Component ageing & drift

Since the gas concentration is based on an absorption measurement where the absorption is detected on top of a large zero signal (Io), any small change of Io with time would be erroneously interpreted as a change of gas concentration (c).

Therefore, it is of vital importance to stabilise everything that affects Io, such as the active IR emission source, the optical transmission system, the IR detector and amplifier. The proprietary optical system is sealed from dust particles and has a mechanically rugged design. The detector is illuminated by a strong and stable optical signal, which minimises the need for further electrical amplifications and so reduces any associated amplifier problems.


Moreover, LogiCO2’s solution involves a careful study and selection of components, together with computer supervised manufacturing and sensor burn-in of each individual unit, plus a microprocessor-based intelligence that automatically detects and corrects any changes found during long term operation – the automatic baseline correction (ABC) algorithm.

Calibration principle

In LogiCO2’s products each gas sensor measurement channel (x) is assigned to one 16-point calibration table, which contains a sensor specific linearisation curve for the raw data.

Calibration of individual channels, allowing for unit-to-unit variations compared to a fixed reference linearisation-curve, is made by the two parameters ZEROx and SPANx.

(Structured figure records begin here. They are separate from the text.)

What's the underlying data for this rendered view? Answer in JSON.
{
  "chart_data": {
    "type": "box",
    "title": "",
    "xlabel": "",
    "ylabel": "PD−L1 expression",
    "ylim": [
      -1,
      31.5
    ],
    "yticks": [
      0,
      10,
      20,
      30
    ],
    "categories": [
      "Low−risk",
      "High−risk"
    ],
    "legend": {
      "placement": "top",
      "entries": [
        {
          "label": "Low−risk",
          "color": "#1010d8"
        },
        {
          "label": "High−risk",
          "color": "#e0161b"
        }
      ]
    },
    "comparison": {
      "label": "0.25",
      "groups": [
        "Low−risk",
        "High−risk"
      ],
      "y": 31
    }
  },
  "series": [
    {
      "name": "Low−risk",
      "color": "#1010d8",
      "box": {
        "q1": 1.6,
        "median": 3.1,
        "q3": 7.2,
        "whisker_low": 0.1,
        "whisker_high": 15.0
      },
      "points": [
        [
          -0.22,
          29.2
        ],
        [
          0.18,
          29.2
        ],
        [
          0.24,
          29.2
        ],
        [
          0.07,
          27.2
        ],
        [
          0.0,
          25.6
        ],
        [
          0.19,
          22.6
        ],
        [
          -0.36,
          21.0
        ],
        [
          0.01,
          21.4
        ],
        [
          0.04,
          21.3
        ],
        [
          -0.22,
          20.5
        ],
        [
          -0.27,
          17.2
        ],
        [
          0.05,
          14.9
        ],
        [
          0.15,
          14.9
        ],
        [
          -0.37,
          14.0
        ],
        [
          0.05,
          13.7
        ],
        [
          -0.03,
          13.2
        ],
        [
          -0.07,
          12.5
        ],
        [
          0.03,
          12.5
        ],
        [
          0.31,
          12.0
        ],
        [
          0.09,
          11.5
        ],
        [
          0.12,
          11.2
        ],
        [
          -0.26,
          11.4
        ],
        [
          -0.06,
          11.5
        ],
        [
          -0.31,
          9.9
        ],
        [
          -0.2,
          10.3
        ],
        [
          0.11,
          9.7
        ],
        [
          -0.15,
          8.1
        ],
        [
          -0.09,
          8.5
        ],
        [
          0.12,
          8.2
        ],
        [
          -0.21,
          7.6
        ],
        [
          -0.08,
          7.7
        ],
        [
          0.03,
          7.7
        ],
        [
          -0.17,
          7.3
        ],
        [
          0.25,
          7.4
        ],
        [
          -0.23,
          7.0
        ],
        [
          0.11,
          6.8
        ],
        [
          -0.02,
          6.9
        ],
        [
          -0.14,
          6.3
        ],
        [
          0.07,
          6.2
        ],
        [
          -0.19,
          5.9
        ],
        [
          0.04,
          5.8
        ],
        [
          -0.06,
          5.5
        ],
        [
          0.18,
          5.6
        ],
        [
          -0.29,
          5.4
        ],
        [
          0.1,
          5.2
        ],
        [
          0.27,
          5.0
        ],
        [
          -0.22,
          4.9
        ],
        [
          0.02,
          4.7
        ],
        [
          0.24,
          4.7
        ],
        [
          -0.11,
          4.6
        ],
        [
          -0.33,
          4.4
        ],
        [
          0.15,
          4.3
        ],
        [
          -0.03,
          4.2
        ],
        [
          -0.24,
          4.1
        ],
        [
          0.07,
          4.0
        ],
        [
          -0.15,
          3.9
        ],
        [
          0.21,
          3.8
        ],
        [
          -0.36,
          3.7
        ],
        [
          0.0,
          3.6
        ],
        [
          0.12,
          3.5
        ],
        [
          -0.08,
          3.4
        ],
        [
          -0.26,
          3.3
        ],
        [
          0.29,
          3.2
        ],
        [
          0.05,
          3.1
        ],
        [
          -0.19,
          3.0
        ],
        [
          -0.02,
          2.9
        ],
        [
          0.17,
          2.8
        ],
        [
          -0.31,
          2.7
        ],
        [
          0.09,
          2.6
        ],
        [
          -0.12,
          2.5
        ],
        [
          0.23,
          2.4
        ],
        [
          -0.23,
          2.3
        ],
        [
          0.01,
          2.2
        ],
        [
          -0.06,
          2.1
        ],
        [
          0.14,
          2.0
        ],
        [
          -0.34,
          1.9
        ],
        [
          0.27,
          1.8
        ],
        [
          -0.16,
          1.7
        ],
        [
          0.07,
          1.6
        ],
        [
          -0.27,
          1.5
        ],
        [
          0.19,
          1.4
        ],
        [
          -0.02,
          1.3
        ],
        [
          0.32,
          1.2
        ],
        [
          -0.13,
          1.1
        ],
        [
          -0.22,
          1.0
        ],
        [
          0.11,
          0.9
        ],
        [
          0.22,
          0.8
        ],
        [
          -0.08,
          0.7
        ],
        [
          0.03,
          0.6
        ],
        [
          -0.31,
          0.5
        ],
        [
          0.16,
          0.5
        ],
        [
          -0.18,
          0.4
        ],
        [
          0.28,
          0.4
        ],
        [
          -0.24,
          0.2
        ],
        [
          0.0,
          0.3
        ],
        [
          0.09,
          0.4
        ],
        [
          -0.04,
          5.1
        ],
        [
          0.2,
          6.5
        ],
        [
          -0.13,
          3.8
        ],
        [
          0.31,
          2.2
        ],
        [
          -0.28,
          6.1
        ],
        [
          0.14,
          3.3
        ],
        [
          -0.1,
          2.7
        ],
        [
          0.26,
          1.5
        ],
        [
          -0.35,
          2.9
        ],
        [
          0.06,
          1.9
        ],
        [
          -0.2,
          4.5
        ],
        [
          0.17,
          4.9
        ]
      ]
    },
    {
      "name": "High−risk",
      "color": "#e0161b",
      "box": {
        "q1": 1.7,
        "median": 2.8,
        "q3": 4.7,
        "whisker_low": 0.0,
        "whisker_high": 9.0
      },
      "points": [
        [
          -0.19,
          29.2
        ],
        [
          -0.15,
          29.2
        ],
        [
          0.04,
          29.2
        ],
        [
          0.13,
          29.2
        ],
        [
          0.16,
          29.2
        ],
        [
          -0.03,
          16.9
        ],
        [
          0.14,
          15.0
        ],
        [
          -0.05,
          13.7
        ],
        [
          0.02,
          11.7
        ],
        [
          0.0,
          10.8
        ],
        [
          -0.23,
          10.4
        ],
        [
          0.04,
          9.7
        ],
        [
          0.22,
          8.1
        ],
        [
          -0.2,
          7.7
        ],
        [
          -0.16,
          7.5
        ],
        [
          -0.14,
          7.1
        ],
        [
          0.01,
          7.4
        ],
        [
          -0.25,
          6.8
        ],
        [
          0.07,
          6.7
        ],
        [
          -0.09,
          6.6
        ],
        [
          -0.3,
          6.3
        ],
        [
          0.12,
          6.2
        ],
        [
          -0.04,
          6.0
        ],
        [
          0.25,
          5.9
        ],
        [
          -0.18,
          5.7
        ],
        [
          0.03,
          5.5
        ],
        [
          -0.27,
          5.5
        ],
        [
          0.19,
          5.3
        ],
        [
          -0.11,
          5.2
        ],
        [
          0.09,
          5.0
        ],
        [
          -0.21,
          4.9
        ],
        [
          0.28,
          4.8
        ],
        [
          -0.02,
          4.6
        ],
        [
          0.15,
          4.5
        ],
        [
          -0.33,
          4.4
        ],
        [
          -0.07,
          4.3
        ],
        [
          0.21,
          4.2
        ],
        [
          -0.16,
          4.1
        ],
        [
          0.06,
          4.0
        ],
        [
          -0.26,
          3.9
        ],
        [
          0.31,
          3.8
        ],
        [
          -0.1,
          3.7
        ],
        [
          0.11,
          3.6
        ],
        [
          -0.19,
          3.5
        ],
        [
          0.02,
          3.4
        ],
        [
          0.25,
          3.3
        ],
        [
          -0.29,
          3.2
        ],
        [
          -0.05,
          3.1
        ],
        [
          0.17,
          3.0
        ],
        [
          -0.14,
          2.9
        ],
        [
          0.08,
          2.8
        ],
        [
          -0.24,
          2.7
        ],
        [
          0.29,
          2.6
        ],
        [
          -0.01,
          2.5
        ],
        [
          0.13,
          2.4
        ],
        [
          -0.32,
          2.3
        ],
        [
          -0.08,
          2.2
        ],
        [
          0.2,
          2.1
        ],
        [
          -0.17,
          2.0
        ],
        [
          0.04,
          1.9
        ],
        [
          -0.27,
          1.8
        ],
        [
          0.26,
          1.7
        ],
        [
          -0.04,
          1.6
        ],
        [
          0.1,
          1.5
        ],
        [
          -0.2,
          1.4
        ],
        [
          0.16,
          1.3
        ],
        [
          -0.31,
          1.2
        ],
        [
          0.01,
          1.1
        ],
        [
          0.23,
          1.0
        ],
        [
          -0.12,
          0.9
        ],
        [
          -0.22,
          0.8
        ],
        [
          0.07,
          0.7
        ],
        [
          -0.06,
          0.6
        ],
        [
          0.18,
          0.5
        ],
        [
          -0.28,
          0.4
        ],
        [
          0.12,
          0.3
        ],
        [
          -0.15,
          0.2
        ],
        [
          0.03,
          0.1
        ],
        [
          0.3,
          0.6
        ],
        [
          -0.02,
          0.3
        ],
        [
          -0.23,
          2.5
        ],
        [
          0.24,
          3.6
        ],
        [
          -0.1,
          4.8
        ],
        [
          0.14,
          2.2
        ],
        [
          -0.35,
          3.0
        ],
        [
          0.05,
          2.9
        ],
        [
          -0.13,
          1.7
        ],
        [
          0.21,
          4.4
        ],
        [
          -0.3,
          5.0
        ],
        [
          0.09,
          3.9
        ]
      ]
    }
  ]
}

In all LogiCO2 IR gas sensors, both the ZEROx and SPANx constants are multiplicative – acting on the measurement data before linearisation takes place. ZEROx normalises the raw data to the counts value 61,440 (= system reference level) when no absorbing gas is present. This is done with a zero-gas exposed into the sensor cell. Alternatively, the raw data normalisation can be made at background level absorption. However, this is only done as a temporary solution in a last resort situation, since this assumes non-contaminated fresh air (410 ppm/sea level) to be present in the sensor cell, and so might give a less accurate result compared to when a zero gas is used. But even here you must take into consideration the altitude.

The SPANx constant is given from the factory calibration and does not vary with age.



In fact, untrained users attempting to span calibrate in the field without a proper climate chamber will most likely destroy the sensor’s functionality instead of improving it. This is especially the case at altitude, where the span test gas will not give a correct reading. The people attempting to do this must be informed that they are taking over the responsibility for the correct function of the sensor. It is a great responsibility.

The only alternative to this is to have a sensor made for ‘zero gas’ calibration, where the ‘zero-gas’ is used to read the sensor’s calibration at 0.00%. The factory span calibration is made in evacuated gas chambers under a very rigid control, avoiding the mistakes that are easily made by getting pressure in the tubes and not understanding how the test gas is calculated.